Demandera-t-on à l'étudiant de prendre en main lui-même la lutte contre son propre échec ? Pour cela, il faudrait résoudre le paradoxe suivant : cette étudiante souffre précisément de n'avoir pas été confrontée à l'échec. Elle a eu son bac, elle a passé la première année d'université, pourquoi s'arrêterait-elle en si bon chemin ?

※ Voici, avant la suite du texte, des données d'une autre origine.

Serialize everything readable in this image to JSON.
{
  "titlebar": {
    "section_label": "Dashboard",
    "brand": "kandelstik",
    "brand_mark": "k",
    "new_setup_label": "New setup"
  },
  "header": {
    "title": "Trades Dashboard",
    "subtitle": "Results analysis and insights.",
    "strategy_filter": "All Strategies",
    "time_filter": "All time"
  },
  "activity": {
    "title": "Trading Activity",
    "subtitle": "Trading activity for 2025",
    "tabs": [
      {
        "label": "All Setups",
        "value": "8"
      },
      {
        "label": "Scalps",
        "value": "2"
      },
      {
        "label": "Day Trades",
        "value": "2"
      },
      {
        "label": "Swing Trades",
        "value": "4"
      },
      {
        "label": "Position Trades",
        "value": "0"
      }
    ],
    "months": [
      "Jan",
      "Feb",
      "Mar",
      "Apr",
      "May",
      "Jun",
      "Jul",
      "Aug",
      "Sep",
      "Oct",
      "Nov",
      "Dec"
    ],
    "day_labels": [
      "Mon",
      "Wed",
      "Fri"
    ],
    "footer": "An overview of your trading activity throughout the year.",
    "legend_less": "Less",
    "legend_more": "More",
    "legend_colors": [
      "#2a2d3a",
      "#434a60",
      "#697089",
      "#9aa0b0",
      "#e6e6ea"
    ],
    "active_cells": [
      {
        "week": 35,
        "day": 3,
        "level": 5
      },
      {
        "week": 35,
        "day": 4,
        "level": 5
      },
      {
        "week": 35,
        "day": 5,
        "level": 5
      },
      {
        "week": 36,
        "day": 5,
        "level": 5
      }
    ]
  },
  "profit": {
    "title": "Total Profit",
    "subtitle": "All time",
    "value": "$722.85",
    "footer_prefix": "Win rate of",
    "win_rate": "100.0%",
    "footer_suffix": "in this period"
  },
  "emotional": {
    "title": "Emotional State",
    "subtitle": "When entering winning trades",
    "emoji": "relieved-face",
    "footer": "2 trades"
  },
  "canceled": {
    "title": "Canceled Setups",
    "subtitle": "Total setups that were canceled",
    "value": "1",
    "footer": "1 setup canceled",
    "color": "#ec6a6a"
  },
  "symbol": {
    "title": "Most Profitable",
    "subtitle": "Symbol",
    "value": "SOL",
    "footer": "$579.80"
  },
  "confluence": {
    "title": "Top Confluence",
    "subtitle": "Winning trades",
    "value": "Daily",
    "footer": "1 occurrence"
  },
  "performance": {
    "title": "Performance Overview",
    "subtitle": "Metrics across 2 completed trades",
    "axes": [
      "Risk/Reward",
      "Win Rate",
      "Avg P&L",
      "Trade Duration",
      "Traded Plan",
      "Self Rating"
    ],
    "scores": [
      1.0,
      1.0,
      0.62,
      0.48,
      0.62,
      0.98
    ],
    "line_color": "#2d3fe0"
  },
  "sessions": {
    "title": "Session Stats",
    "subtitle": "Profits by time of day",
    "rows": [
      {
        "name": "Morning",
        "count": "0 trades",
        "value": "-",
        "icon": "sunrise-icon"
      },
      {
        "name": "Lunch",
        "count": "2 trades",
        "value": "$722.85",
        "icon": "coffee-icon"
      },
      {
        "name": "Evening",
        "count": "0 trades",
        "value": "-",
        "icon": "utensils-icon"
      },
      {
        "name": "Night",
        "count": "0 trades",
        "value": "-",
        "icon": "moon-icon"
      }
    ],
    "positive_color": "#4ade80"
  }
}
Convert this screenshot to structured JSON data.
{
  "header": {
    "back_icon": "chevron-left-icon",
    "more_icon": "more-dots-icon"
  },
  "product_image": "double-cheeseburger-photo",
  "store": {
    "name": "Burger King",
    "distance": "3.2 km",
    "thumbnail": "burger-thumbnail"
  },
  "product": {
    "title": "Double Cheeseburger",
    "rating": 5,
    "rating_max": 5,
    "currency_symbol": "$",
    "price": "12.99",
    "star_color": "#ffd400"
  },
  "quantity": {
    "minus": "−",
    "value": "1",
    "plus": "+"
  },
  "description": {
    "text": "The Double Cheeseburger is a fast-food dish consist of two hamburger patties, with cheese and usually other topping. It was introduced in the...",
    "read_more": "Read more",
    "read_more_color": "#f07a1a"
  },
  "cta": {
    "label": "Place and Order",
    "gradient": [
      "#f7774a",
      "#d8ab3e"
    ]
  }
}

L'étudiante que je cite n'a rien d'une exception, je la cite précisément parce qu'elle est exemplaire de ce que signifie la non-sélection à l'entrée de l'université. Quel profit en tirera-t-elle ? A quoi la pédagogie a-t-elle servi ? Qu'ont-ils donc évalué, mes collègues du secondaire, membres du jury de baccalauréat ? A quelle hauteur ont-ils placé la barre de sélection, à la hauteur de 85% d'une promotion ou à celle d'une maîtrise des accords du verbe ?
Nous pourrions aborder le problème plus vaste d'une société qui produit, par l'abandon de son système éducatif, de l'incompétence, et je renvoie le lecteur à une note de l'Enervé de service qui fait froid dans le dos : un étudiant de master chargé de calculer la pente nécessaire à l'écoulement des eaux pluviales dans le cadre d'une expertise commandée par une entreprise pour répondre à l'obligation inscrite dans la loi sur la prévention des risques, rend une expertise où les calculs sont faux, où on le sait, et où cela ne choque personne. Vous appellerez un plombier et il ne réparera pas la fuite ; le médecin ne saura pas vous guérir ; l'avocat ne saura pas vous défendre ; les experts n'auront rien su prévenir ; les comptables ne sauront pas compter, etc. Est-ce là ce que nous voulons ? Nous fier à la minorité de ceux qui seront passés par les grandes écoles, car ceux-là seuls auront un jour été confrontés à leurs limites, et appelés à les dépasser ?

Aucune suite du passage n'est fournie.